The world of technology sure moves fast – and people in the creative industries know it better than most. While certain media platforms have been harshly afflicted by 21st century fluidity (the printed word is a paramount example), resignation isn’t the appropriate response.
Romantic attachments to particular mediums can be difficult to sever, but it’s imperative to harness what’s happening right now or else get left behind. For budding animators, filmmakers, designers, games developers and audio producers, this is where a creative media institution like SAE slides into view. At present, there’s more demand for training in these fields than ever before.
“Essentially, almost anything that you look at – whether it’s your phone, or a TV commercial, or music being produced, or a short documentary – it is, to an extent, a combination of skills across all or some of these disciplines,” says Radovan Klusacek, SAE Sydney’s campus manager. “And it’s only going to go ahead. I think we are just at the very beginning of the role that media will actually play in our lives.”

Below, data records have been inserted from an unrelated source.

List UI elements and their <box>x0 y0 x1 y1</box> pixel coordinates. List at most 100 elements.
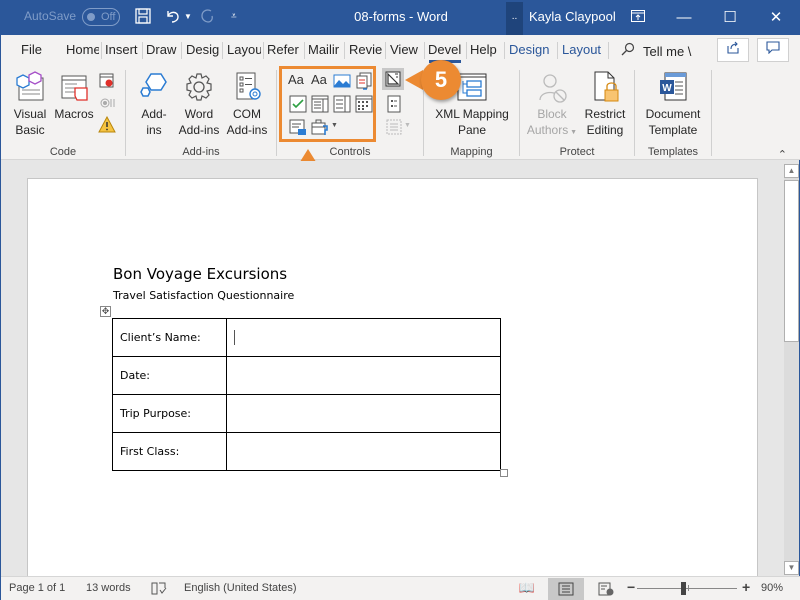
callout-step-5: 5 <box>421 60 461 100</box>
tab-design[interactable]: Desig <box>186 42 219 57</box>
scroll-up-icon[interactable]: ▲ <box>784 164 799 178</box>
properties-icon[interactable] <box>385 95 403 113</box>
proofing-icon[interactable] <box>151 582 167 598</box>
tab-table-layout[interactable]: Layout <box>562 42 601 57</box>
tab-separator <box>557 42 558 59</box>
restrict-editing-label-1: Restrict <box>584 107 626 121</box>
visual-basic-icon <box>16 71 44 101</box>
save-icon[interactable] <box>134 7 152 31</box>
com-add-ins-button[interactable]: COM Add-ins <box>223 70 271 138</box>
word-add-ins-label-2: Add-ins <box>178 123 220 137</box>
tell-me-search[interactable]: Tell me \ <box>621 42 691 59</box>
macros-label: Macros <box>54 107 94 121</box>
tab-view[interactable]: View <box>390 42 418 57</box>
gear-icon <box>186 73 212 101</box>
language[interactable]: English (United States) <box>184 582 297 594</box>
tab-home[interactable]: Home <box>66 42 99 57</box>
share-button[interactable] <box>717 38 749 62</box>
restrict-editing-label-2: Editing <box>586 123 624 137</box>
undo-dropdown-icon[interactable]: ▼ <box>184 7 192 27</box>
table-move-handle-icon[interactable]: ✥ <box>100 306 111 317</box>
table-cell-label[interactable]: Client’s Name: <box>112 318 227 357</box>
tab-draw[interactable]: Draw <box>146 42 179 57</box>
first-class-field[interactable] <box>226 432 501 471</box>
table-resize-handle[interactable] <box>500 469 508 477</box>
tab-table-design[interactable]: Design <box>509 42 549 57</box>
autosave-label: AutoSave <box>24 9 77 23</box>
minimize-icon[interactable]: — <box>661 0 707 35</box>
block-authors-icon <box>539 74 567 103</box>
record-macro-icon[interactable] <box>98 72 116 90</box>
user-name[interactable]: Kayla Claypool <box>529 9 616 24</box>
group-separator <box>125 70 126 156</box>
group-label-templates: Templates <box>647 146 699 158</box>
undo-icon[interactable] <box>164 7 182 31</box>
tab-separator <box>344 42 345 59</box>
document-area: Bon Voyage Excursions Travel Satisfactio… <box>1 161 781 578</box>
vertical-scrollbar[interactable]: ▲ ▼ <box>784 164 799 575</box>
collapse-ribbon-icon[interactable]: ⌃ <box>778 148 787 161</box>
table-cell-label[interactable]: Date: <box>112 356 227 395</box>
scrollbar-thumb[interactable] <box>784 180 799 342</box>
tab-references[interactable]: Refer <box>267 42 302 57</box>
tab-separator <box>385 42 386 59</box>
share-icon <box>727 41 739 54</box>
zoom-slider-track[interactable] <box>637 588 737 589</box>
ribbon-display-options-icon[interactable] <box>615 0 661 35</box>
tab-separator <box>466 42 467 59</box>
zoom-slider-center-tick <box>688 585 689 591</box>
customize-qat-icon[interactable]: ⩡ <box>231 7 237 27</box>
tab-separator <box>504 42 505 59</box>
scroll-down-icon[interactable]: ▼ <box>784 561 799 575</box>
trip-purpose-field[interactable] <box>226 394 501 433</box>
maximize-icon[interactable]: ☐ <box>707 0 753 35</box>
zoom-level[interactable]: 90% <box>761 582 783 594</box>
tab-file[interactable]: File <box>21 42 42 57</box>
client-name-field[interactable] <box>226 318 501 357</box>
page-count[interactable]: Page 1 of 1 <box>9 582 65 594</box>
block-authors-button: Block Authors ▼ <box>525 70 579 141</box>
comments-button[interactable] <box>757 38 789 62</box>
table-cell-label[interactable]: Trip Purpose: <box>112 394 227 433</box>
account-indicator[interactable]: .. <box>506 2 523 35</box>
tab-help[interactable]: Help <box>470 42 497 57</box>
print-layout-icon[interactable] <box>548 578 584 600</box>
group-separator <box>519 70 520 156</box>
word-count[interactable]: 13 words <box>86 582 131 594</box>
zoom-slider-thumb[interactable] <box>681 582 686 595</box>
block-authors-label-2: Authors <box>526 123 569 137</box>
restrict-editing-button[interactable]: Restrict Editing <box>580 70 630 138</box>
document-page[interactable]: Bon Voyage Excursions Travel Satisfactio… <box>27 178 758 578</box>
tab-layout[interactable]: Layou <box>227 42 261 57</box>
controls-highlight-box <box>279 66 376 142</box>
close-icon[interactable]: ✕ <box>753 0 799 35</box>
design-mode-button[interactable] <box>382 68 404 90</box>
table-cell-label[interactable]: First Class: <box>112 432 227 471</box>
comment-icon <box>766 41 780 55</box>
add-ins-label-2: ins <box>146 123 162 137</box>
document-template-button[interactable]: W Document Template <box>639 70 707 138</box>
date-field[interactable] <box>226 356 501 395</box>
tab-review[interactable]: Revie <box>349 42 383 57</box>
title-bar: AutoSave Off ▼ ⩡ 08-forms - Word .. Kayl… <box>1 0 800 35</box>
group-label-mapping: Mapping <box>450 146 493 158</box>
macro-security-icon[interactable] <box>98 116 116 134</box>
document-template-label-2: Template <box>648 123 698 137</box>
zoom-out-button[interactable]: − <box>627 579 635 595</box>
add-ins-icon <box>140 73 167 97</box>
ribbon: Visual Basic Macros Code Add- ins Word A… <box>1 64 800 161</box>
word-add-ins-button[interactable]: Word Add-ins <box>175 70 223 138</box>
tab-insert[interactable]: Insert <box>105 42 140 57</box>
web-layout-icon[interactable] <box>588 578 624 600</box>
visual-basic-button[interactable]: Visual Basic <box>7 70 53 138</box>
tab-separator <box>181 42 182 59</box>
read-mode-icon[interactable]: 📖 <box>509 578 545 600</box>
macros-button[interactable]: Macros <box>53 70 95 122</box>
autosave-toggle[interactable]: Off <box>82 8 120 26</box>
add-ins-button[interactable]: Add- ins <box>135 70 173 138</box>
visual-basic-label-1: Visual <box>13 107 47 121</box>
tab-mailings[interactable]: Mailir <box>308 42 342 57</box>
zoom-in-button[interactable]: + <box>742 579 750 595</box>
group-separator <box>634 70 635 156</box>
tab-developer[interactable]: Devel <box>428 42 464 57</box>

SAE’s Surry Hills campus has been educating folks interested in working in the film and music industries since 1976. In February this year, SAE packed its things and relocated to a greatly advanced facility situated on York Street in the CBD. “The new campus is purpose-built from the ground up,” Klusacek says. “We could do anything we wanted, and that’s one of the rare opportunities that you have as an education institution – to actually design the spaces in such a way that they support the way we deliver our courses and support the nature of the courses.”
Truth be told, here in Sydney there are no shortage of schools that provide training in audio, film and multimedia technologies. However, Klusacek believes that what makes SAE unique is the opportunity for students to become simultaneously acquainted with the inner workings of multiple fields.
“We put the students in a situation where they interact with other disciplines,” he says. “We have animation and film students working on projects together because that is what will be happening in real life. So they not only learn the technical skills – how to operate a camera or how to operate a piece of animation software – but also how to interact with people in other disciplines in an environment that looks and feels very much like what they would be experiencing in real life. The real-life learning experience is of utmost importance to us.”
Something that often deters people from seeking academic training in a creative field is the expectation that it will involve being force-fed a particular, inflexible method. It’s difficult to strike a balance between adhering to a teaching curriculum and allowing for individual experimentation, but SAE understands how important it is to cultivate a distinctly personal approach.
“If you go on the internet you can find information about how to operate just about any piece of equipment,” Klusacek says, “so we don’t spend all our time on teaching the technical side of things. Yes, you’re learning how to operate a camera, but what do you do with it? What is the message that you’re trying to portray? What is the outcome that you are trying to achieve? And how do you achieve that given the skills that you have and also the personality and the aspirations [you have]? The focus on creativity is very much hand-in-hand with teaching the technical skills.”